Je te donne advis que je n’ay point fait cecy pour te plaire, mais pour me faire plaisir. Rends donc grâce à la passion que j’ay pour la langue espagnole, qui l’en donne cette traduction, et non pas à ma bonne volonté. Je l’ay faite en me divertissant de l’occupation sérieuse d’une plus grande que j’ay commencée dès Madrid, continuée dans mes voyages d’Espagne, d’Italie, d’Allemagne et de Hollande, et que j’achèveray sans doute en peu de jours icy, estant maintenant pacifique et sédentaire plus que je n’ay esté depuis quatre ans.
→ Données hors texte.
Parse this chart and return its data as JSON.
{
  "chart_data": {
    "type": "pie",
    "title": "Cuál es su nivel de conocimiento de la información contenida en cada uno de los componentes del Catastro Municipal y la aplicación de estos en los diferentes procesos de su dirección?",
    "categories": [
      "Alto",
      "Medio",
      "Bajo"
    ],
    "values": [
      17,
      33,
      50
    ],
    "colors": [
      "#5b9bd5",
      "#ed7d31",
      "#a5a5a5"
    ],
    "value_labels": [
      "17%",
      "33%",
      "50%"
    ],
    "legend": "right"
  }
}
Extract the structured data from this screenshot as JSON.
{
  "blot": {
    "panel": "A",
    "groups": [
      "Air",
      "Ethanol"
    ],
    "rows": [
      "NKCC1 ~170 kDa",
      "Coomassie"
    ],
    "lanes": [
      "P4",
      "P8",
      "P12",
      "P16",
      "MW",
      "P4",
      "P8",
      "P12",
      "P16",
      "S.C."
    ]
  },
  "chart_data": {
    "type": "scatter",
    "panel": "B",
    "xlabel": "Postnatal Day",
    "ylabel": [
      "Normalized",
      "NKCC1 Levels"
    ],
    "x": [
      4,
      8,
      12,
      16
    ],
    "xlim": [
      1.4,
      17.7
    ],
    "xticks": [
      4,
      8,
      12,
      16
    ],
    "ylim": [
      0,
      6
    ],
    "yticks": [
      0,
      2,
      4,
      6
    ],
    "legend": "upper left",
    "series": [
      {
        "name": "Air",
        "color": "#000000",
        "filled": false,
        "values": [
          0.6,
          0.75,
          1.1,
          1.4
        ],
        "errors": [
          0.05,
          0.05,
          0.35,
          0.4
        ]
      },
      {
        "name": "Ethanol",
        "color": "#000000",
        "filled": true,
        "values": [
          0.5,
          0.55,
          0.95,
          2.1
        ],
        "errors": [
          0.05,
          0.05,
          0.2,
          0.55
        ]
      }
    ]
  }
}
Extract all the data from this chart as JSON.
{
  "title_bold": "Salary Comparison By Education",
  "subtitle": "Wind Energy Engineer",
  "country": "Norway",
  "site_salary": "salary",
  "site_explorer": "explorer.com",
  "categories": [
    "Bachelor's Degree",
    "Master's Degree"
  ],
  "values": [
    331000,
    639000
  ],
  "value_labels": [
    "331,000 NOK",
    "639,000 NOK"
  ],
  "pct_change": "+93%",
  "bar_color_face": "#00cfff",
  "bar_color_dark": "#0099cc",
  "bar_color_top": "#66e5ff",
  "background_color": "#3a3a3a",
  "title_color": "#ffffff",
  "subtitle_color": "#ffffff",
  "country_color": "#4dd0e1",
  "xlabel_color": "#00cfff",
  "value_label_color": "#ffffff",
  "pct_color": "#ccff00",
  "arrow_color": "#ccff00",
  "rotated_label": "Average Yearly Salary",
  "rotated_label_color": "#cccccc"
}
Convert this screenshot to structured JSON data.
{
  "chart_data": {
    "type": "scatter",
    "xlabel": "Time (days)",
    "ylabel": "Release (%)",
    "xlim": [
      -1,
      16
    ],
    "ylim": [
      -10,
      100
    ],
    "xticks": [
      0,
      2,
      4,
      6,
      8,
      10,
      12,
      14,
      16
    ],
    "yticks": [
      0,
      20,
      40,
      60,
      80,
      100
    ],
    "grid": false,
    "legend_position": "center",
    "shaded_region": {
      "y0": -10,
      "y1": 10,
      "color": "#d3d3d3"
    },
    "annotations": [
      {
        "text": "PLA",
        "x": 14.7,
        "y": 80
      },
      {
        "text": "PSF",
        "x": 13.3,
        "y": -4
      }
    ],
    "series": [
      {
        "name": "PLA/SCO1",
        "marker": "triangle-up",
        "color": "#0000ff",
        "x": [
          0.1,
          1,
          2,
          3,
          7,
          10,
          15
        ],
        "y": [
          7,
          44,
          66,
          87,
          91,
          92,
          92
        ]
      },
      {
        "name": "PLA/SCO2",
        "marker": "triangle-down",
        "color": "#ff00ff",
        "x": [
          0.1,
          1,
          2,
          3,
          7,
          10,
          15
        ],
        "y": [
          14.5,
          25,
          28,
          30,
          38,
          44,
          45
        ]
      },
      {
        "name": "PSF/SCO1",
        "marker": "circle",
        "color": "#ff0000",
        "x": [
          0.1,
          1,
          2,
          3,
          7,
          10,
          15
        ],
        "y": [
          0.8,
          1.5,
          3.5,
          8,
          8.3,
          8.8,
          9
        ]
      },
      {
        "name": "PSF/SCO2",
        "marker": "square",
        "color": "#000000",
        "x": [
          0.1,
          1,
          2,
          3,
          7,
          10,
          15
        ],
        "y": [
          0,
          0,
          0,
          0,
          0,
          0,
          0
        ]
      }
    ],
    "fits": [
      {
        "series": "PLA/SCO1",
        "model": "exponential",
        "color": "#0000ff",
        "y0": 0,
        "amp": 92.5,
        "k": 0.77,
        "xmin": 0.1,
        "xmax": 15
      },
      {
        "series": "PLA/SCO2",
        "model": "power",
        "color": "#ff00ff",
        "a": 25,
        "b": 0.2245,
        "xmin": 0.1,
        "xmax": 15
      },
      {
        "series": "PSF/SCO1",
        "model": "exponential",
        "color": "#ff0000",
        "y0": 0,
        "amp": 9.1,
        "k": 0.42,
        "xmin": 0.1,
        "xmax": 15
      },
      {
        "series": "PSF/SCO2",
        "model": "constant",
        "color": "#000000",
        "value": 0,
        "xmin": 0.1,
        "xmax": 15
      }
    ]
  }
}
Si tu vois la première de bon œil, tu me donneras courage de te donner la seconde de bon cœur. Je ne te diray rien de l’une ny de l’autre, ce sont deux pièces assez recommandables d’elles-mesmes ; et puisque tu les as trouvées excellentes en castillan, tu ne les sçaurois trouver mauvaises en françois. Celle-cy est une gallanterie morale d’un des plus beaux esprits qui ait accompagné en France nostre Reine auguste et triomphante. Celle-là est le chef-d’œuvre de Dom Diego Saavedra Fajardo, qui s’est surpassé luy-mesme dans cet ouvrage, qui surpasse en morale et en politique tout ce que nous avons jamais veu en françois, en espagnol, en italien et en latin, depuis Corneille Tacite. Son autheur le nomme : « Idea de un principe christiano politico representada en cien empresas. » Pour luy faire changer d’idiome, je ne luy veux point faire changer de nom ; le baptesme est un sacrement tousjours bon et valable en quelque église qu’il soit administré, je l’appelleray donc : « L’Idée d’un prince chrestien et politique, représentée en cent emblesmes. » Juge de la bonté du livre par les traductions qui en ont esté faites en toutes sortes de langues, hormis en la nostre. Ce seroit luy faire tort de ne l’enrichir pas de ce trésor. Si tu me monstres ta curiosité, je te ferai paroistre ma diligence et tu n’auras point d’esprit si tu ne m’obliges, à te faire voir que j’en ay.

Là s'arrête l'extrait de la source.